この場合、消費電力は通常の冷房よりもやや低い傾向があります。そのため、
- 気温がそこまで高くない
- 湿度だけが高い
という条件であれば、除湿の方が電気代は安くなる可能性が高いです。
② 再熱除湿の場合
一部の上位機種では「再熱除湿」という方式を採用しています。これは一度冷やして除湿した空気を、再び温めてから室内に戻す方式です。

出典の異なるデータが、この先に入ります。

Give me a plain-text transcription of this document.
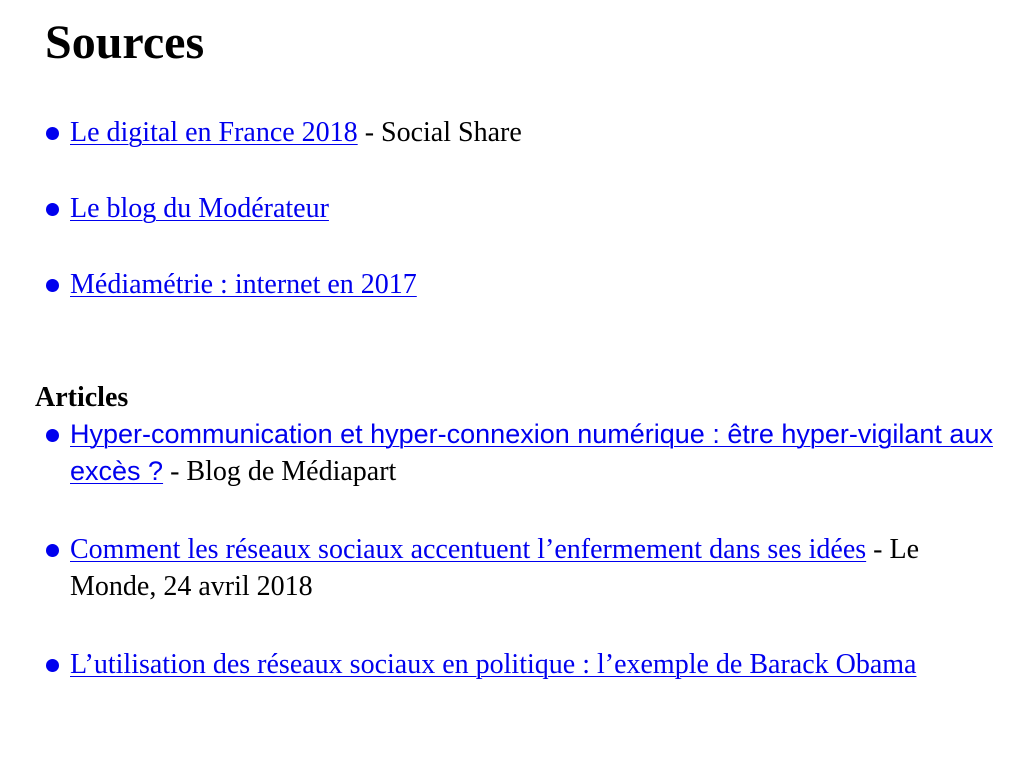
Sources
Le digital en France 2018 - Social Share
Le blog du Modérateur
Médiamétrie : internet en 2017
Articles
Hyper-communication et hyper-connexion numérique : être hyper-vigilant aux excès ? - Blog de Médiapart
Comment les réseaux sociaux accentuent l’enfermement dans ses idées - Le Monde, 24 avril 2018
L’utilisation des réseaux sociaux en politique : l’exemple de Barack Obama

この再加熱に電力を使うため、冷房よりも電気代が高くなるケースがあります。
つまり、
- 弱冷房除湿 → 冷房より安いことが多い
- 再熱除湿 → 冷房より高くなる場合がある
という違いがあります。
電気代の目安はどのくらい?
一般的な6〜8畳用エアコンの場合、1時間あたりの電気代は以下が目安です。
- 冷房:約5〜20円
- 弱冷房除湿:約4〜18円
- 再熱除湿:約10〜30円
※設定温度や外気温、機種によって大きく変動します。
特に猛暑日ではコンプレッサーがフル稼働するため、どのモードでも電気代は上がります。
体感温度で考えるのがポイント
電気代だけでなく「体感温度」も重要です。
湿度が高いと汗が蒸発しにくくなり、実際の気温以上に暑く感じます。そのため、
- 気温30℃・湿度80%
- 気温30℃・湿度50%
では、後者の方が涼しく感じます。
湿度を下げることで快適性が向上するため、気温がそれほど高くない日は除湿の方が効率的な場合があります。
冷房と除湿のおすすめ使い分け
梅雨時期
→ 除湿モードがおすすめ
湿度が高い時期は除湿中心でOK。
真夏の猛暑日
→ 冷房がおすすめ
室温自体を下げる必要があります。
夜間
→ 除湿または弱めの冷房
寝苦しさ対策として湿度管理が重要です。
電気代をさらに抑えるコツ
- 設定温度は26〜28℃を目安に
- サーキュレーターを併用する
- フィルターを定期清掃する
- 室外機周辺に物を置かない
フィルターが目詰まりすると消費電力は大きく増加します。2週間に1回の清掃が理想です。
最新エアコンは省エネ性能が向上
近年のエアコンは省エネ性能が大幅に向上しています。例えば、国内大手メーカーである**ダイキン工業や三菱電機**の上位モデルでは、高効率インバーター制御により無駄な電力消費を抑えています。
古いエアコンを10年以上使用している場合は、買い替えによって年間電気代が数千円〜1万円以上削減できるケースもあります。
結論:状況に応じた使い分けが最安
「冷房と除湿はどっちが安い?」という疑問に対する答えは、
- 湿度が高いだけ → 除湿
- 気温が高い → 冷房
- 再熱除湿は電気代に注意
という使い分けがベストです。
電気代を単純比較するのではなく、その日の「気温」と「湿度」に合わせて運転モードを選ぶことが、最も経済的で快適な方法です。
エアコンの特性を理解して、無理なく賢く節電しましょう。